These events are widely prevalent around the world and there is evidence that their incidence is increasing.
Their cause may be accidental or deliberate, to create deforestation. Increasingly reports consider that the occurrence of wildfires are strongly determined by the incidence of drought and heat waves with climatologists believing that climate change will increase their incidence as the associated droughts and heat waves are expected to increase in frequency and intensity .
Over the past 5 years, serious wildfires in Chile , Australia and California have reminded the global community of the devastating effects uncontrolled fire may cause. In Europe, there are on average 70,000 forest fires annually.
These are an almost annual feature in countries with warmer climates such as Portugal, Greece and France, particularly in the island of Corsica. Apart from obvious burn and other physical trauma caused by wildfires there are also other, less obvious health effects.
These have been far less documented than the health effects of heat waves and heat exposure.
Recently, a number of published studies have examined the health effects of wildfires. A study in the United Kingdom (Finlay et al., 2012) set out to collate and review the evidence regarding human health impacts from global wildfire experience.
This study identified a wide range of health effects but the respiratory effects were shown to be the most important, both in the short and long term. A further study examining the estimated global mortality attributable to smoke inhalation from wildfires was published by Johnson et al., in 2012 .
These and other studies have emphasized the importance of respiratory health problems associated with wildfires.
Aspects of the epidemiology and pathophysiology of the respiratory effects of wildfire smoke The particulate matter (PM) in smoke is defined in terms of particle size: 10 μm particles are distributed in the small bronchi while 2.5 μm particles can penetrate the terminal bronchioles and the alveoli.

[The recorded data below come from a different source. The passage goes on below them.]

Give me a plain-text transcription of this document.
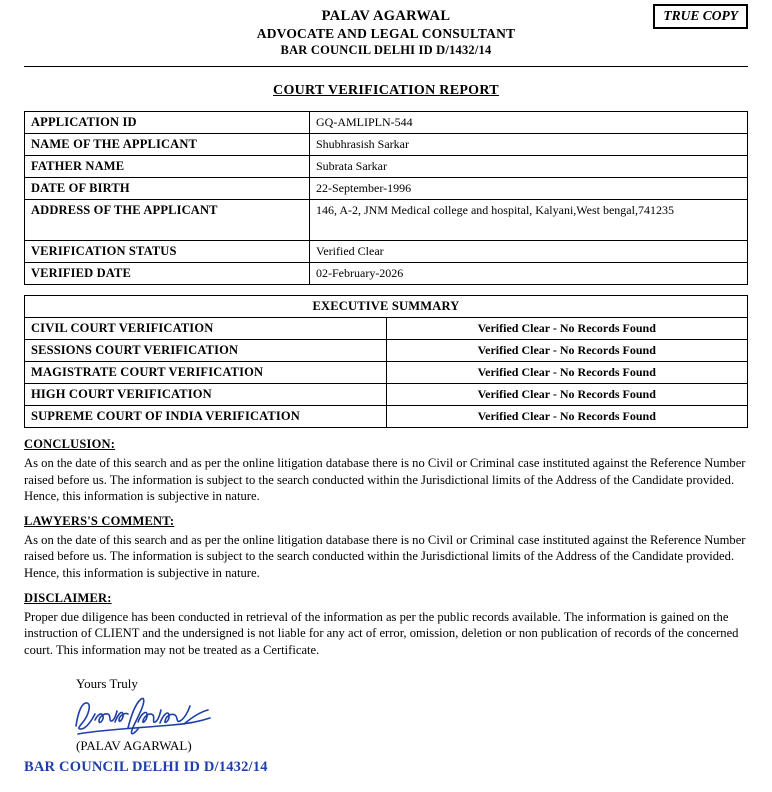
TRUE COPY
PALAV AGARWAL
ADVOCATE AND LEGAL CONSULTANT
BAR COUNCIL DELHI ID D/1432/14
COURT VERIFICATION REPORT
APPLICATION ID	GQ-AMLIPLN-544
NAME OF THE APPLICANT	Shubhrasish Sarkar
FATHER NAME	Subrata Sarkar
DATE OF BIRTH	22-September-1996
ADDRESS OF THE APPLICANT	146, A-2, JNM Medical college and hospital, Kalyani,West bengal,741235
VERIFICATION STATUS	Verified Clear
VERIFIED DATE	02-February-2026
EXECUTIVE SUMMARY	
CIVIL COURT VERIFICATION	Verified Clear - No Records Found
SESSIONS COURT VERIFICATION	Verified Clear - No Records Found
MAGISTRATE COURT VERIFICATION	Verified Clear - No Records Found
HIGH COURT VERIFICATION	Verified Clear - No Records Found
SUPREME COURT OF INDIA VERIFICATION	Verified Clear - No Records Found
CONCLUSION:
As on the date of this search and as per the online litigation database there is no Civil or Criminal case instituted against the Reference Number raised before us. The information is subject to the search conducted within the Jurisdictional limits of the Address of the Candidate provided. Hence, this information is subjective in nature.
LAWYERS'S COMMENT:
As on the date of this search and as per the online litigation database there is no Civil or Criminal case instituted against the Reference Number raised before us. The information is subject to the search conducted within the Jurisdictional limits of the Address of the Candidate provided. Hence, this information is subjective in nature.
DISCLAIMER:
Proper due diligence has been conducted in retrieval of the information as per the public records available. The information is gained on the instruction of CLIENT and the undersigned is not liable for any act of error, omission, deletion or non publication of records of the concerned court. This information may not be treated as a Certificate.
Yours Truly
(PALAV AGARWAL)
BAR COUNCIL DELHI ID D/1432/14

The 10 μm particles (PM10) have been widely studied in urban air pollution but PM10 from wildfires appear to have different effects on health than urban PM10. An 8-year study investigating air pollution levels, including those from bushfires, and hospital admissions showed that a 10 μg/m3 increase in bushfire (but not urban) PM10 was associated with a 1.24 % increase in all respiratory admissions, a 3.80 % increase in COPD admission and a 5.02 % increase in adult asthma admissions.
Increased levels of urban PM10 were associated with an increase in all-cause and cardiovascular mortality but not respiratory mortality alone. Studies from Darwin, Australia, are particularly useful as there is very little background urban PM10 pollution and therefore most rises in air pollution in that area are secondary to bushfires . Studies from this area report a significant increase in asthma and COPD presentations associated with raised PM10 levels from bushfire smoke. The difference between urban and wildfire smoke is also illustrated in a study looking at the effect on macrophages exposed to wildfire and urban smoke in a murine model . This showed that although cytokine production in response to wildfire smoke was lower than with urban derived particles, there was increased inflammatory (determined by measuring proinflammatory cytokines) and cytotoxic activity (as measured by biochemical markers of toxicity, apoptotic activity and nitrous oxide production) per cubic meter of air containing wildfire particles than with air containing only urban particulate matter. This was probably as a result of a higher concentration of PM10 particles in the wildfire smoke (10.3 μg/m3 compared with 5.5 μg/m3 in urban air).